18 Jun 2010

'One-nation myth' needs correcting, tribunal told

8:28 pm on 18 June 2010

The Waitangi Tribunal has been told that New Zealand's constitutional arrangements are based on a fairy tale.

The tribunal has been sitting at Waitangi this week, hearing Ngapuhi grievances involving the 1835 New Zealand Declaration of Independence and the Treaty of Waitangi.

The spokesperson for a number of Hokianga hapu, Haami Piripi, says New Zealand has fooled itself as a nation into believing that sovereignty was legitimately acquired by the Crown.

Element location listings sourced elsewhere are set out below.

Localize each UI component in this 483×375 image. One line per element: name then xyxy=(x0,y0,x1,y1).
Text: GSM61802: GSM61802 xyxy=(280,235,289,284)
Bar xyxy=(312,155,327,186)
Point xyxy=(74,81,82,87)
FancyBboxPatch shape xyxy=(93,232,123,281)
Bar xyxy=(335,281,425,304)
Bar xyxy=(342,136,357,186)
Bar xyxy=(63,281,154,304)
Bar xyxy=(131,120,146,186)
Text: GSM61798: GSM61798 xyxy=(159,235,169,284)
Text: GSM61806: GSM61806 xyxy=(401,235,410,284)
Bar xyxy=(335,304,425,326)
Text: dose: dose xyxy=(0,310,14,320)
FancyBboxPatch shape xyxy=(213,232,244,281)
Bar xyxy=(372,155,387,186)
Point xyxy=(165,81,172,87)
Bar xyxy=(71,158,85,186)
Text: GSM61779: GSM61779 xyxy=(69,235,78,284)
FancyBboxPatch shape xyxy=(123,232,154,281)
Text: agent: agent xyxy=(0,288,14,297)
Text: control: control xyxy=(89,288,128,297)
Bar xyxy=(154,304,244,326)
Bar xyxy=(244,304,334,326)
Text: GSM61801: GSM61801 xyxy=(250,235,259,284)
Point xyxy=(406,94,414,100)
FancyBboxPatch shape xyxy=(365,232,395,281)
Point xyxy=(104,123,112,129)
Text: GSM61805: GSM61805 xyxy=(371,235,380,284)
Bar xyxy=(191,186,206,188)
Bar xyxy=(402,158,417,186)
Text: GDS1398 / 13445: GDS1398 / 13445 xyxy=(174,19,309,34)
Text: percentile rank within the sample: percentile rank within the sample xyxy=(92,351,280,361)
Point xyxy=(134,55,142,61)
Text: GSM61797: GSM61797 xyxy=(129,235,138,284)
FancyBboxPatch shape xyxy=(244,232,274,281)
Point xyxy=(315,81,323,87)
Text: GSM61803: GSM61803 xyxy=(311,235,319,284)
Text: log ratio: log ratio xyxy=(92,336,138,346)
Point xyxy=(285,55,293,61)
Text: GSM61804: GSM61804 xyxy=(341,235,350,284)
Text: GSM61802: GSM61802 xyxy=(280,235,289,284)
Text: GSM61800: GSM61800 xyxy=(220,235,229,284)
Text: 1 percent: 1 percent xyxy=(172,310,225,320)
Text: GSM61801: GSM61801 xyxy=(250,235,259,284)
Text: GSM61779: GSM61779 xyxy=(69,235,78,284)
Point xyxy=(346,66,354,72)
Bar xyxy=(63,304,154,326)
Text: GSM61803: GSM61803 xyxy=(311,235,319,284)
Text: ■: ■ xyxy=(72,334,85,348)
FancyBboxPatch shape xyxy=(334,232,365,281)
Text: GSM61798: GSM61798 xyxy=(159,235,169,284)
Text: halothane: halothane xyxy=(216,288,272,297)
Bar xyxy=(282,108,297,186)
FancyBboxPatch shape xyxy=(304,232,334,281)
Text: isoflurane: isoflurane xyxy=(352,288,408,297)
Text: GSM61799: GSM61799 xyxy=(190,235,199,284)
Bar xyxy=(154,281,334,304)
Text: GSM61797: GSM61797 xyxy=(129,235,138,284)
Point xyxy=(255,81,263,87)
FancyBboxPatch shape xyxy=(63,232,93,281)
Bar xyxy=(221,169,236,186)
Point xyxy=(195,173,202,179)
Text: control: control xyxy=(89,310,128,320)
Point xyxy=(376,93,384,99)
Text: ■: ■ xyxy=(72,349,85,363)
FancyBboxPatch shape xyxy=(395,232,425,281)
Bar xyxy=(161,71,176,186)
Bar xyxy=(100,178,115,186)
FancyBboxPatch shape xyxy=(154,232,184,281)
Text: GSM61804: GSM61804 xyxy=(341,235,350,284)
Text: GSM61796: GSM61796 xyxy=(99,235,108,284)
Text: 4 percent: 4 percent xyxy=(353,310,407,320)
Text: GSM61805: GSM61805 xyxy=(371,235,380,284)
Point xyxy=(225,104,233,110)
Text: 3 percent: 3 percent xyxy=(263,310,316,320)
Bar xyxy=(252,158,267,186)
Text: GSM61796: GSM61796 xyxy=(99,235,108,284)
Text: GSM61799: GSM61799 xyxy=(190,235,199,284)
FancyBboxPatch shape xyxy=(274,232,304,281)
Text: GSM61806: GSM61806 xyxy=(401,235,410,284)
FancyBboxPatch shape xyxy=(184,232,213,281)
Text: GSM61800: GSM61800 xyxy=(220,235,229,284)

Mr Piripi says the evidence produced so far shows that Ngapuhi chiefs never dreamed of ceding sovereignty, and did not do so.

He says that means the stories told in the school curriculum, in public affairs and in the mass media about how New Zealand became one nation are incorrect.

That myth, he says, is one of the reasons New Zealand is so dysfunctional in terms of its Maori population - and it needs to be acknowledged and put right.

Intentions 'made clear' in letter

Earlier, Ngapuhi scholar Manuka Henare told the tribunal that Maori who signed the Treaty expected the British to help them build a state, rather than seize power.

Dr Henare said the chiefs' intentions were made very clear in a letter to Bishop Jean-Baptiste Pompallier, the first Catholic bishop stationed in New Zealand.

They told the bishop they thought of their fledgling nation as a ship and wanted a helmsman to help steer it - but in signing the Treaty they did not sell the ship.

The letter is known to historians, Dr Henare said, but has not featured in mainstream European histories about the Treaty period.

'More like a free-trade agreement'

Dr Henare contends that the Maori language of the Treaty - not the English translation - has to be understood in the context of Whakaputanga, the New Zealand Declaration of Independence signed five years earlier in 1835.

He says it was more like a free-trade agreement between two sovereign nations. Ngapuhi envisaged the British setting up a civil administration to keep order among settlers - while they, Ngapuhi, kept ultimate authority.

The hearing now adjourns to August, possibly in Hokianga.